Lab Projects

Some of our projects

Our research focuses on glial migration, development and myelination at the interface between the central nervous system (CNS) and the peripheral nervous system (PNS). We are particularly interested in a recently discovered cell population named motor exit point (MEP) glia, that are generated in the developing spinal cord and function in the peripheral nervous system. We have identified the neural precursors that give rise to MEP glia and the mechanisms that regulate key aspects of their development.

Our lab’s goals are to further analyze MEP glia and MEP glial myelin at the molecular, cellular, and ultrastructural levels and explore the feasibility of utilizing endogenous peripheral glia to repair the demyelinated spinal cord & conversely, CNS glia to repair peripheral nerves.

From neural precursors to myelinating glia

Motor Exit Point (MEP) glia are neural tube-derived glia that migrate onto motor axons in the peripheral nervous system and eventually myelinate them. We use zebrafish as a model organism and a combination of confocal live imaging, genetic approaches (transgenesis, CRISPR/Cas9) and electron microscopy to further dissect MEP glial migration and development at the molecular and cellular levels. While we have identified the spinal cord precursors that give rise to MEP glia, we still need to understand the molecular mechanisms that control MEP glial specification from neural precursors at the right time, right place and in right numbers.

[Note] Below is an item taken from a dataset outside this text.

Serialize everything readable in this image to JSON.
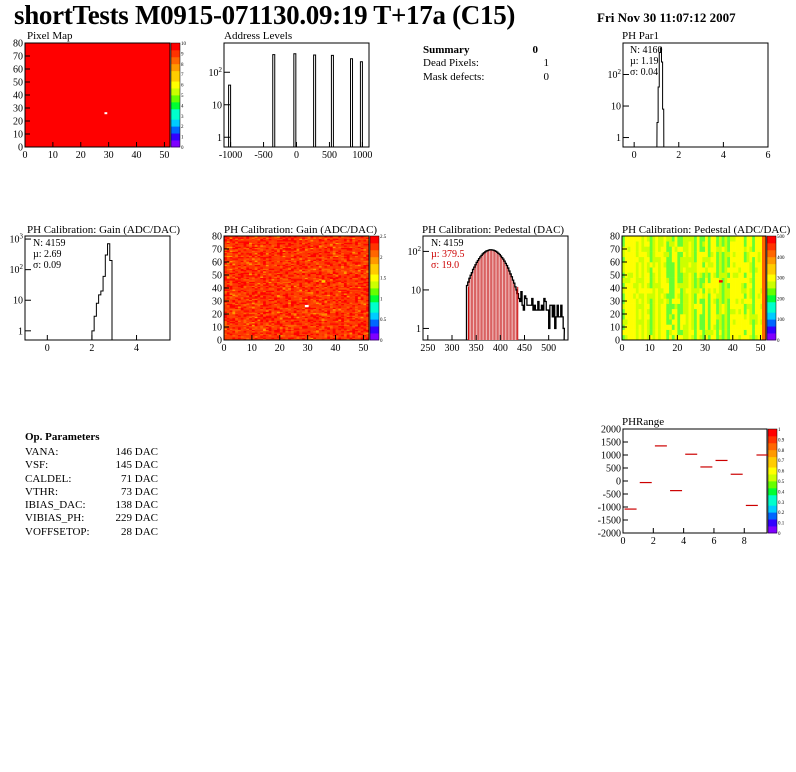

Repair the spinal cord with peripheral glia

Demyelinating diseases often affect one half of the nervous system, while the other half remains healthy and myelinated. There is no cure for these diseases. Examples of CNS/PNS barrier transgression, including the presence of endogenous Schwann cells in the CNS, have been reported in physiological and pathological conditions. However, the mechanisms that allow glial cells to trespass the CNS/PNS transitions zones (TZs) are not fully understood. Our work shows that motor exit point TZs are selectively permissive and are plastic. Because MEP glia are migratory, hybrid myelinating glia with both central and peripheral characteristics (and reside at the border of the CNS and the PNS), we hypothesize that MEP glia can function in both halves of the nervous system and compensate for the loss of spinal cord myelinating cells.

Cross-Domain Myelination by Oligodendrocytes

Traditionally, myelinating glia are restricted to their domain: oligodendrocytes in the CNS and Schwann cells and MEP glia in the PNS. Our work challenges this paradigm by showing that in the absence of peripheral myelinating glia, oligodendrocytes ectopically migrate into the PNS and myelinate motor axons. We are investigating the integrity and structure of ectopic oligodendrocyte myelin in the PNS and its physiological consequences. This work explores surprising plasticity at the CNS/PNS transition zone and expands our understanding of how glia function beyond their specific domains.